There are a number of very important things for you to carefully avoid throughout your entire divorce case. Despite what your spouse may do, it is important that you keep a “white hat” on throughout these proceedings. Violating any of the following rules can be very detrimental to your case. Although most of these rules have been discussed above, they need to be repeated.
Do Not Disclose Confidential Information to Others
Remember, the attorney-client privilege only exists between you and your attorney and his or her immediate, in-house staff. Therefore, in order to keep this type of confidential information privileged from disclosure, do not discuss it with or give it to anybody, including your spouse and any professional hired to assist you in this case.
Do Not Hide/Destroy Property or Documents
Whether or not any temporary orders have been entered, never destroy, waste, hide, alter, collateralize or otherwise do anything to affect the title or value of any property, or destroy or alter any documents. Be sure to consult with your attorney regarding any questions that you have with respect to dealing with present property and existing documents.
Do Not Incur Unusual Debts/Liabilities
Whether or not temporary orders have been entered, never incur unusual debts or liabilities (e.g., charge an unusual high amount of clothes, an expensive vacation, etc.).

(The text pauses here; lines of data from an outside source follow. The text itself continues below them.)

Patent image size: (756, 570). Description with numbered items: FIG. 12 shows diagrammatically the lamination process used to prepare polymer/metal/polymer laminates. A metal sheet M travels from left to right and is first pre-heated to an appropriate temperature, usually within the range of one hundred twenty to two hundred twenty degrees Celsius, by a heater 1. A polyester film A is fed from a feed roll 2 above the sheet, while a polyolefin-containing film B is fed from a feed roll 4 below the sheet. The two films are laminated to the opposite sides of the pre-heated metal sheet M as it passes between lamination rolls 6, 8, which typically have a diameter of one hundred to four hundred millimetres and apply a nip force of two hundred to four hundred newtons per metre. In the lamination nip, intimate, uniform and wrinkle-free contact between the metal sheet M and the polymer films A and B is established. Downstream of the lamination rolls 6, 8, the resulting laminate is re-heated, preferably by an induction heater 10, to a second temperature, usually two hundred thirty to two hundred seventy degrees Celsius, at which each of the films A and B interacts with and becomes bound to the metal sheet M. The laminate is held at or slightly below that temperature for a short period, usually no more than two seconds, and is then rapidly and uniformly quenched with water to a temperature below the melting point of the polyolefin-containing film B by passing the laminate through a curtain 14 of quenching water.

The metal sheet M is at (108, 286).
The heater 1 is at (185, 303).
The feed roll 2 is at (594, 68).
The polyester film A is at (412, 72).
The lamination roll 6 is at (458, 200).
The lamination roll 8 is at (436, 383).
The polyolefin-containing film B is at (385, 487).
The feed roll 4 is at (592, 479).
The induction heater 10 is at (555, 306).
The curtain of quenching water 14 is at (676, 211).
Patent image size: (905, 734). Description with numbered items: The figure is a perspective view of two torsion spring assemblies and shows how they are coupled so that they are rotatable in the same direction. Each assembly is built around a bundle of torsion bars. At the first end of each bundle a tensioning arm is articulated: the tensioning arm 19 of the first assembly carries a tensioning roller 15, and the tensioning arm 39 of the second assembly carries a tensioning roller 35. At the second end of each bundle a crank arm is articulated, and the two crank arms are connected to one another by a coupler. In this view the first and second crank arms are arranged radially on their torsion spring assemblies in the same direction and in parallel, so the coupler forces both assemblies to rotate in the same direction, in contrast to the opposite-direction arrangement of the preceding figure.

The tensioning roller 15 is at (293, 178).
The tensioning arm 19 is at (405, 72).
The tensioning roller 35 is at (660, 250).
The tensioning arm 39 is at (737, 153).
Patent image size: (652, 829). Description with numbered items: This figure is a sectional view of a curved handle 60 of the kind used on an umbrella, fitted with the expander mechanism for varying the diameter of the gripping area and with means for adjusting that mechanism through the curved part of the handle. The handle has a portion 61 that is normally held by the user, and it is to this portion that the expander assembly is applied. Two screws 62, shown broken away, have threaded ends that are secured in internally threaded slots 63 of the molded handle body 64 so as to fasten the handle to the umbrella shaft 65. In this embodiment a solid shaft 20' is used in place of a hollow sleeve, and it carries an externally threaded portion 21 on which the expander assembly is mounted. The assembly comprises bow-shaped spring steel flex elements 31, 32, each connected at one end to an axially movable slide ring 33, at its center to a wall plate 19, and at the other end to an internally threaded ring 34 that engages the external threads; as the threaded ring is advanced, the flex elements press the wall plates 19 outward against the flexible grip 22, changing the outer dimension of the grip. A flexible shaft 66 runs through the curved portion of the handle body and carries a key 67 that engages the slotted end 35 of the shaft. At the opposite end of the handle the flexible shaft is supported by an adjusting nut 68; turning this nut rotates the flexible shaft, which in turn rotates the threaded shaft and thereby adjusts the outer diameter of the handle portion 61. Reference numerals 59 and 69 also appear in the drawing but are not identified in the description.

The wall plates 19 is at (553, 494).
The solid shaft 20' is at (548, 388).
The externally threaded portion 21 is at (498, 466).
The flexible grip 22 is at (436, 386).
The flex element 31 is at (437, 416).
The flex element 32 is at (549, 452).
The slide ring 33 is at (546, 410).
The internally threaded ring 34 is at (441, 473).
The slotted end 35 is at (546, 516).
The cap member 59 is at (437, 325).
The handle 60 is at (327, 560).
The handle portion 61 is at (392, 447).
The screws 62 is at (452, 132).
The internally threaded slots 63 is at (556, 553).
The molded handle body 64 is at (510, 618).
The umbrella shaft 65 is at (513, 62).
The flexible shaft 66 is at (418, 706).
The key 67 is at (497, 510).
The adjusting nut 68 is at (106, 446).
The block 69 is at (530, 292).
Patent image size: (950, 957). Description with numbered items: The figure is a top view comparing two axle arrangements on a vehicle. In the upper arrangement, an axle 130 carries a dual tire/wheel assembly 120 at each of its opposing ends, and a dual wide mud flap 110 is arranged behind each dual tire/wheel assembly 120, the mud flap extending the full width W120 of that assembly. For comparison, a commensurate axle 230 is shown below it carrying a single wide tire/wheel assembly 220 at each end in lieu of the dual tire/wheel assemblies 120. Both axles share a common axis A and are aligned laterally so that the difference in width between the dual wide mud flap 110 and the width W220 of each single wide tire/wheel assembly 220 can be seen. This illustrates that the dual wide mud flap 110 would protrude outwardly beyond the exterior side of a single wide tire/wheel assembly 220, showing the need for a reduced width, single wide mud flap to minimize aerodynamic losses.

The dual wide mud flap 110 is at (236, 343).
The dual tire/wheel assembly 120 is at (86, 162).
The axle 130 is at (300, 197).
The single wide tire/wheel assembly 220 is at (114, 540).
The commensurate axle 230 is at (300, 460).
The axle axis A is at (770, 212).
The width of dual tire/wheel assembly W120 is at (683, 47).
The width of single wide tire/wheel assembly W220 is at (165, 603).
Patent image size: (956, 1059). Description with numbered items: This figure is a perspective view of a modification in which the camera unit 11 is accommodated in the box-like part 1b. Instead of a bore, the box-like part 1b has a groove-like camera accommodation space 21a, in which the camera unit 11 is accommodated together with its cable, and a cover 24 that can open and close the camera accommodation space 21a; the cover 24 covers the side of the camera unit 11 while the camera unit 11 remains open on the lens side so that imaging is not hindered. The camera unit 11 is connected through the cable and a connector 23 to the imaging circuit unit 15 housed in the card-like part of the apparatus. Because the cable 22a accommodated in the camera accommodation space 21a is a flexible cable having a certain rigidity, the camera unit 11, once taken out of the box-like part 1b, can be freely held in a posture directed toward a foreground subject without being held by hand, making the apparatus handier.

This will generally be considered against you by the judge and, more often than not, the judge will first make an overall “just and right” division of the property and debts and then, thereafter, order that you solely responsible for any such unusual liabilities.
Do Not Discuss the Settlement with Spouse
As previously discussed, the rule precluding evidence at trial of settlement negotiations between attorneys does not apply to settlement negotiations between spouses. Therefore, do not discuss settlement with your spouse unless authorized in advance by your attorney.
Beware of Telephone Tape Recorders
It is not unusual for one spouse to tape record the telephone conversations he or she has with the other spouse. These recordings are admissible into evidence and have been the downfall of many irrational spouses. Any time you speak to your spouse on the phone, you should presume that you are being taped.
Do Not Belittle Your Spouse to Other People, Especially the Children
Judges and juries do not take kindly to one spouse belittling the other spouse to third persons, and especially the children. Everyone realizes that there are certain people with whom you will confide about your divorce and that some criticism of your spouse is natural; however, try as hard as you can to keep this to a minimum, for these people may have to testify under oath as to all of the negative remarks or hot-headed threats you may have made against your spouse in a moment of anger. It is not uncommon to take the deposition of the best friend of one of the spouses, who will admit that the spouse has stated that “I’m going to take that so-and-so to the cleaners, and I don’t care what it costs, even if I have to lie to the courts to do it.” These remarks will have extremely undesirable consequences.
Above all else, never criticize your spouse in front of or to the children. It cannot be overemphasized how detrimental this will be to your case. It has literally cost many a parent custody of the children. Judges and juries are extremely critical of this behavior. Most mental health professionals will tell you that the children get their own self-esteem from both parents; therefore, when one parent tells the child that the other parent is “no good’, this can leave long-lasting scars on the child’s self-image. Also, child psychologists warn that eventually this criticism of the other parent will backfire on the criticizing parent. The child, as he or she grows older, starts to know the other parent in a different and better light and feels that his earlier alienation from that parent was unjustified and caused by the other parent. Thus, the child eventually resents the criticizing parent. In any event, you are strongly advised against making any criticism of the other parent or taking any action which could remotely tend to alienate the affections of the children for the other parent.
Do Not Start a Business or Enter a Contract to Purchase Property
Even if you are separated and the divorce petition has been filed, you are still legally married, and any property purchased, even if it is on the day before the divorce, will be considered community property. If that property is not divided at the time of the divorce, then it will be considered undivided community property to which both parties have an interest. Even years after the divorce, the court can require you to petition that property or order it sold, so that your spouse can own a share of the property. The same rule applies to the establishment of a business. Before you purchase any property or enter into any contracts during the pendency of your divorce, consult your attorney.